La convention signée en 2003 comprend en effet un titre consacré aux « autres formes de coopération », parmi lesquelles figurent la formation professionnelle, l'enseignement supérieur et la formation des personnels enseignants. Il s'agit d'abord de diversifier les filières professionnelles, dans le système éducatif français présent dans la Principauté, mais aussi sous une forme franco-andorrane. L'accès à l'enseignement supérieur dispensé en France sera facilité pour les étudiants andorrans, la reconnaissance mutuelle des baccalauréats étant déjà effective depuis 1997. Enfin, des actions de coopération seront conduites en matière de formation initiale et continue des personnels enseignants, lesquelles pourront notamment consister en échanges de personnels.

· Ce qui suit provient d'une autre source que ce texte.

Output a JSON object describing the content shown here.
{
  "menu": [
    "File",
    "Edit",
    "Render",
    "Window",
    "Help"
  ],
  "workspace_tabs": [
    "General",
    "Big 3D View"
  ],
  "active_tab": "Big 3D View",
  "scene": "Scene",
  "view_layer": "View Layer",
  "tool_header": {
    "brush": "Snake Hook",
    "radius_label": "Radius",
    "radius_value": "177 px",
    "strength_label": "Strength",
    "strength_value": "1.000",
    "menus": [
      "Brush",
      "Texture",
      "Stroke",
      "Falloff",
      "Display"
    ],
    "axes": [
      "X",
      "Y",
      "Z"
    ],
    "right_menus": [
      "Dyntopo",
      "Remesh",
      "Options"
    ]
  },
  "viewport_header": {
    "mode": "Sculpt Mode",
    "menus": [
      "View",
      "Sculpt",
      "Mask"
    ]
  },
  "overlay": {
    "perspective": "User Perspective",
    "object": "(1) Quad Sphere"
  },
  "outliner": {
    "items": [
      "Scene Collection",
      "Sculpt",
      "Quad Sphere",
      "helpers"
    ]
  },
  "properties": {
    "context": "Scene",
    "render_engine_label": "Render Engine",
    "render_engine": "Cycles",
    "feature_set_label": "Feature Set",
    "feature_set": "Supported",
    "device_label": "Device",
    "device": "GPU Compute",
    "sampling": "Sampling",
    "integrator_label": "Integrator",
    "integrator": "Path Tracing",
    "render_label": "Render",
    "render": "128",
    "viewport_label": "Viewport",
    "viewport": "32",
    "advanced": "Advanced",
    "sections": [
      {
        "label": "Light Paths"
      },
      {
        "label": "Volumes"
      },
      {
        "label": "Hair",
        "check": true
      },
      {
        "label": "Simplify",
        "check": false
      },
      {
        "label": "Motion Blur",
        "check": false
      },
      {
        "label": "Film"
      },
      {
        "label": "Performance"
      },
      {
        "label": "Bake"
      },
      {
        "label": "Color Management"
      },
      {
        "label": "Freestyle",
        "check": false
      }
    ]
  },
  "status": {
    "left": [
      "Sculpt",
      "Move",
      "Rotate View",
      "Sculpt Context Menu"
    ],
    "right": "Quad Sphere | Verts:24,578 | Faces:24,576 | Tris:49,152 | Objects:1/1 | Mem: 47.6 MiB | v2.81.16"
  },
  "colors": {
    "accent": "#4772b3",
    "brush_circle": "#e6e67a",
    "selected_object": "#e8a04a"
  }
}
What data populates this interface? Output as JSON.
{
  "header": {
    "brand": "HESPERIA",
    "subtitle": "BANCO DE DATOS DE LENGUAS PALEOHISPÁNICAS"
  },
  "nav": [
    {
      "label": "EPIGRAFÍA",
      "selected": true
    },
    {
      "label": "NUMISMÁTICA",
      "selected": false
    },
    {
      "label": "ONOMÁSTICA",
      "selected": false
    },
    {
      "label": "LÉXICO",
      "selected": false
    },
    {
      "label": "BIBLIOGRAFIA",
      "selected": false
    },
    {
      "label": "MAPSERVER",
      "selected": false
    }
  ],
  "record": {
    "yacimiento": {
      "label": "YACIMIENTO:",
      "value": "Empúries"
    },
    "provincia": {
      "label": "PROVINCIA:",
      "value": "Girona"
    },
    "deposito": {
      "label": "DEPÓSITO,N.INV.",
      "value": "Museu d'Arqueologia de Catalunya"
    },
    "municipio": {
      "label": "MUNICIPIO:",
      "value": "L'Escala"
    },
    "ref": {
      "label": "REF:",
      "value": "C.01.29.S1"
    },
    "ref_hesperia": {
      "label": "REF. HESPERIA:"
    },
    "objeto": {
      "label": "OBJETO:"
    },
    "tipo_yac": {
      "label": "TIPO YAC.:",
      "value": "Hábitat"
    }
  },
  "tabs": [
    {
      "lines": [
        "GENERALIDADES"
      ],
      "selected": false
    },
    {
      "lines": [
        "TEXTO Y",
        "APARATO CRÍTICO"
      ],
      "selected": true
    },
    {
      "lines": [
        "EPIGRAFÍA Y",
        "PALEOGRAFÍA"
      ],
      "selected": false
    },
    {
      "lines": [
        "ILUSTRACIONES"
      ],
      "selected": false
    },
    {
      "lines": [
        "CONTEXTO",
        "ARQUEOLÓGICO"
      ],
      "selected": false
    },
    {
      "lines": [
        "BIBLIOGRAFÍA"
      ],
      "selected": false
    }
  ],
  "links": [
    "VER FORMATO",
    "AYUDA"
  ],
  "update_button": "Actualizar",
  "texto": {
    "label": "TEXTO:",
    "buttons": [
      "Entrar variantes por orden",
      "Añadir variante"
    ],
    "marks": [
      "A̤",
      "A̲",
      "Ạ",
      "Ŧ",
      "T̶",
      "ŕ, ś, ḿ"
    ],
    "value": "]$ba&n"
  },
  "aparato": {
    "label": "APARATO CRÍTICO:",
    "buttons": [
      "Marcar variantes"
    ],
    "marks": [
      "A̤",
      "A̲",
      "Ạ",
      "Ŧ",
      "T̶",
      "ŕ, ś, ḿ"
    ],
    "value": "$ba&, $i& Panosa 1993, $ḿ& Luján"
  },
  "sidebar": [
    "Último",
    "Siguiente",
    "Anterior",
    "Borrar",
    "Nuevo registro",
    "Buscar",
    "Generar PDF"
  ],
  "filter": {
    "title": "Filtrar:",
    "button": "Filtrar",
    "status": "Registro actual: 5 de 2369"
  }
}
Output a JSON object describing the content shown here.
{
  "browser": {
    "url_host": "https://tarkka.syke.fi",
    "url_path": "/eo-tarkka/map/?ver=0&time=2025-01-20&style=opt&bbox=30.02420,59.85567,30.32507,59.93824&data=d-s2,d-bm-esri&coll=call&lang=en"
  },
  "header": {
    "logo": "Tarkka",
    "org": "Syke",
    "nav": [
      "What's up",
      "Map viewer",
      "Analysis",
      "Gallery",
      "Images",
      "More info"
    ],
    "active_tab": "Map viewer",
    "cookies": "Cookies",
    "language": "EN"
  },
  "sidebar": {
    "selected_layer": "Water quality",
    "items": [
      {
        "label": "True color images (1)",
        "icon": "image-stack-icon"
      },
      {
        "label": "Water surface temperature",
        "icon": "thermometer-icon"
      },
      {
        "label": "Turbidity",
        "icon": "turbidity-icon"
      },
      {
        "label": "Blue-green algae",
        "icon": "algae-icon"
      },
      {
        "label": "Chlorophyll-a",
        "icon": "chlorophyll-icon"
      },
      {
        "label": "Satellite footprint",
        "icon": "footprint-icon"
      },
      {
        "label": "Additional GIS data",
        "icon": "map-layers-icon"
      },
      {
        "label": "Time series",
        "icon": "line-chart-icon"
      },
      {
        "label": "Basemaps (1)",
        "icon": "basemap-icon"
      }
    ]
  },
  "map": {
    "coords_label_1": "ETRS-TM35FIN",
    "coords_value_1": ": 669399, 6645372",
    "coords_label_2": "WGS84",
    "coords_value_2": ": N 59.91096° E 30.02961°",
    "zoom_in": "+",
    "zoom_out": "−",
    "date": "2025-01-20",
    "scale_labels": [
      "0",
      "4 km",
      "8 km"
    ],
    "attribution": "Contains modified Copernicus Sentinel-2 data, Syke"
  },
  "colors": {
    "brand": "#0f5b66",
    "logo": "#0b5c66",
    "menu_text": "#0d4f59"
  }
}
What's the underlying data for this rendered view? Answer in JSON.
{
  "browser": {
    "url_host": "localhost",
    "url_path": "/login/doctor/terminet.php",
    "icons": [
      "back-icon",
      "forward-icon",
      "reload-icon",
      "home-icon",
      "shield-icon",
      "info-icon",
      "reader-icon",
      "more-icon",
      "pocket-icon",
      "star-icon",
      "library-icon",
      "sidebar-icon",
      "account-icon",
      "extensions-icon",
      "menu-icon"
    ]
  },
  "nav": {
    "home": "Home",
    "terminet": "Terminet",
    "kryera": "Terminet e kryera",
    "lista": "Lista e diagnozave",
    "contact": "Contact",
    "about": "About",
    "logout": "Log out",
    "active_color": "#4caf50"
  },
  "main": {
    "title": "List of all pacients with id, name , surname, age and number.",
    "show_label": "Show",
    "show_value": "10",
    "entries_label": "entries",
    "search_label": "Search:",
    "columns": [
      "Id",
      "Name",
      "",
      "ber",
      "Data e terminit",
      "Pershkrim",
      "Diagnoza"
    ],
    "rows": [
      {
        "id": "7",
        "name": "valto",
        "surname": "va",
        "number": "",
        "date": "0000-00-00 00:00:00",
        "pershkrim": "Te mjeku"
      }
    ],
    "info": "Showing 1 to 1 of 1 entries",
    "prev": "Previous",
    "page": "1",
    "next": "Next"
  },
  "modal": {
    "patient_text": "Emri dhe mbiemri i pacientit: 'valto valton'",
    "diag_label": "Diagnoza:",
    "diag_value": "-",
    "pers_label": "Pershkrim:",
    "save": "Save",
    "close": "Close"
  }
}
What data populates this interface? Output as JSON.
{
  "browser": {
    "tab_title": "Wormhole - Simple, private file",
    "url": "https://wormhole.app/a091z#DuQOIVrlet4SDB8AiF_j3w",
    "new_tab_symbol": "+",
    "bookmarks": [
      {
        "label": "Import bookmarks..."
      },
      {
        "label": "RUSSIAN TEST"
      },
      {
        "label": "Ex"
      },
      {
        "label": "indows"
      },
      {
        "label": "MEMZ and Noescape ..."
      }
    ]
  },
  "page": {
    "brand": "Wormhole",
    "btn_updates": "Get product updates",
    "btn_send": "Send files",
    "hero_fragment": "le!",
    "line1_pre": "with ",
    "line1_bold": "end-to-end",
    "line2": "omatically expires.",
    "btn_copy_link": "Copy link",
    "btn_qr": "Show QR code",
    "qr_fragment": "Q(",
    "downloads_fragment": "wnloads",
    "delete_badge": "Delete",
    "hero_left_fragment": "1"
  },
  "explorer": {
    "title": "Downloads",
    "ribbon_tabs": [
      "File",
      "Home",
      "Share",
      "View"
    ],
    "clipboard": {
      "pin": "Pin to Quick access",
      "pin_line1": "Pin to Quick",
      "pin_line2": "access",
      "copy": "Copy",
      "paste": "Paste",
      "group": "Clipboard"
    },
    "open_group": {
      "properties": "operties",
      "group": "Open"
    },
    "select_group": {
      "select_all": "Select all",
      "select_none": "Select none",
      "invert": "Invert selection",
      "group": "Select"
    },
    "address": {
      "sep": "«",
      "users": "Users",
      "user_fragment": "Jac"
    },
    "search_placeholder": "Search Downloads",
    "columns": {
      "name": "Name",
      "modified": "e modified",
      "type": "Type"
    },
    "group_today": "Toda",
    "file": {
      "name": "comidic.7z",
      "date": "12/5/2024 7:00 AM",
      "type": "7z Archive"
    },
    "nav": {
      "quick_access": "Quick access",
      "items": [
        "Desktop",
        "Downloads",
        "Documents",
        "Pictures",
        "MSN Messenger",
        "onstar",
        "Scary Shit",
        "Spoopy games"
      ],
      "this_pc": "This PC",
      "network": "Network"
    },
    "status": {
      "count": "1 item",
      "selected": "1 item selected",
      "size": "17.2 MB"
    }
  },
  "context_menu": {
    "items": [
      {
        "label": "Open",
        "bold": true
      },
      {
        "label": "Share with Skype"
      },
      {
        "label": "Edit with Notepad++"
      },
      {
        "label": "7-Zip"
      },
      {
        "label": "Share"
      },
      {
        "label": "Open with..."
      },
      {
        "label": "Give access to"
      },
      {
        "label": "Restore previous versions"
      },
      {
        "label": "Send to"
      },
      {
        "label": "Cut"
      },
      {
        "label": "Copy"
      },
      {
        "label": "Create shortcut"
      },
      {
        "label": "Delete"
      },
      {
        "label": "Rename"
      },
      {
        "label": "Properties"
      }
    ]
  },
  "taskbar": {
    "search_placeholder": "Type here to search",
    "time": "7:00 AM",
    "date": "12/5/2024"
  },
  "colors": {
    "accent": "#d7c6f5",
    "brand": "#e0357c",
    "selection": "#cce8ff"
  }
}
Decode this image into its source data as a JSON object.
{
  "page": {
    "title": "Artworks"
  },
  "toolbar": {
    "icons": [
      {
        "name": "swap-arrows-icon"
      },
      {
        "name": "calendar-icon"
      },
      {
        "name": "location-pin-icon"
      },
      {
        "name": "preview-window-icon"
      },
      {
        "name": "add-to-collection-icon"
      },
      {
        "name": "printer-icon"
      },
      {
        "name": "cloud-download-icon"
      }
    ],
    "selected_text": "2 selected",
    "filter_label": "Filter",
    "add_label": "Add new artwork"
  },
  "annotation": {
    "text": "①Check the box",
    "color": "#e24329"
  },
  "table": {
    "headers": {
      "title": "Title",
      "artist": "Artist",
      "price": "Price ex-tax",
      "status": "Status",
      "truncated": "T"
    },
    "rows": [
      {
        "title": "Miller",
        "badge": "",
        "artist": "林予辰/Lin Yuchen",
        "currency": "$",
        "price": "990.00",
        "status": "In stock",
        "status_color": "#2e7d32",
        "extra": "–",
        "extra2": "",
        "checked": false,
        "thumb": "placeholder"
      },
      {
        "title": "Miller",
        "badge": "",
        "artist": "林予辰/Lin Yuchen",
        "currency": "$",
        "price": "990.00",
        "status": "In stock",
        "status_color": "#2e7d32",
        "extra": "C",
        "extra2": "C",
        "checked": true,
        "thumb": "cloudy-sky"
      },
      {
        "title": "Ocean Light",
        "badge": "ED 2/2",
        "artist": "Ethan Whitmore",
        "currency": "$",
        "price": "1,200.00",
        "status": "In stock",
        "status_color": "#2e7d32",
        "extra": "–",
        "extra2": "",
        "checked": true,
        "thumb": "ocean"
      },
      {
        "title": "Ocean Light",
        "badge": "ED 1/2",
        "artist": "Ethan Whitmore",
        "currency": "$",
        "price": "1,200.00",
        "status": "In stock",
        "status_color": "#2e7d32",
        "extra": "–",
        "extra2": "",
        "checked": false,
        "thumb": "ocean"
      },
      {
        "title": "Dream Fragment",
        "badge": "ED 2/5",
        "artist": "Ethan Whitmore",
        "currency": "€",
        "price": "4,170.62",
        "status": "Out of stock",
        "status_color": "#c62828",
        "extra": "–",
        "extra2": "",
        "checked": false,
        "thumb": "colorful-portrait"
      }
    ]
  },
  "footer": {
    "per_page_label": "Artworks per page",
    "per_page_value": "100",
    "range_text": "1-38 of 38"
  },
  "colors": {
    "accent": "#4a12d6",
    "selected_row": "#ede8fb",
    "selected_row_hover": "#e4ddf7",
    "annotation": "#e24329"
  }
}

Ces nouvelles stipulations complètent utilement celles prises en 1993 en permettant aux lycéens andorrans de poursuivre leurs études supérieures dans le système éducatif français, ce qui est un élément très important pour le maintien de liens privilégiés entre la France et Andorre, au-delà du relâchement des liens institutionnels et dans un contexte de très forte influence espagnole sur la Principauté, du fait des relations économiques et d'un accès plus facile.

Le Président Edouard Balladur a souhaité connaître dans quelle langue l'enseignement était dispensé dans les écoles espagnoles et s'est plus largement interrogé sur l'enseignement du catalan en Catalogne même.

M. Henri Sicre, Rapporteur, a indiqué que, dans les écoles dépendant du ministère de l'Education espagnol, la principale langue d'enseignement était le castillan, même si des leçons de catalan y était dispensées. Certains établissements privés, originaires de Catalogne, assurent une scolarité en catalan.

Depuis le début des années 1980, la pratique du catalan s'est considérablement développée en Catalogne, y compris dans la bourgeoisie. L'Autonomie étant dynamique, elle attire un grand nombre de travailleurs venant d'autres région d'Espagne, qui ne parle pas le catalan, si bien que la pratique du castillan tend à reprendre du terrain. L'Espagne a néanmoins demandé officiellement que le catalan soit reconnu comme langue de travail dans l'Union européenne. Deuxième langue la plus parlée au monde, le castillan est pour sa part, de plus en plus, un vecteur de communications au niveau international.

Conformément aux conclusions du Rapporteur, la Commission a adopté le projet de loi (n° 2180).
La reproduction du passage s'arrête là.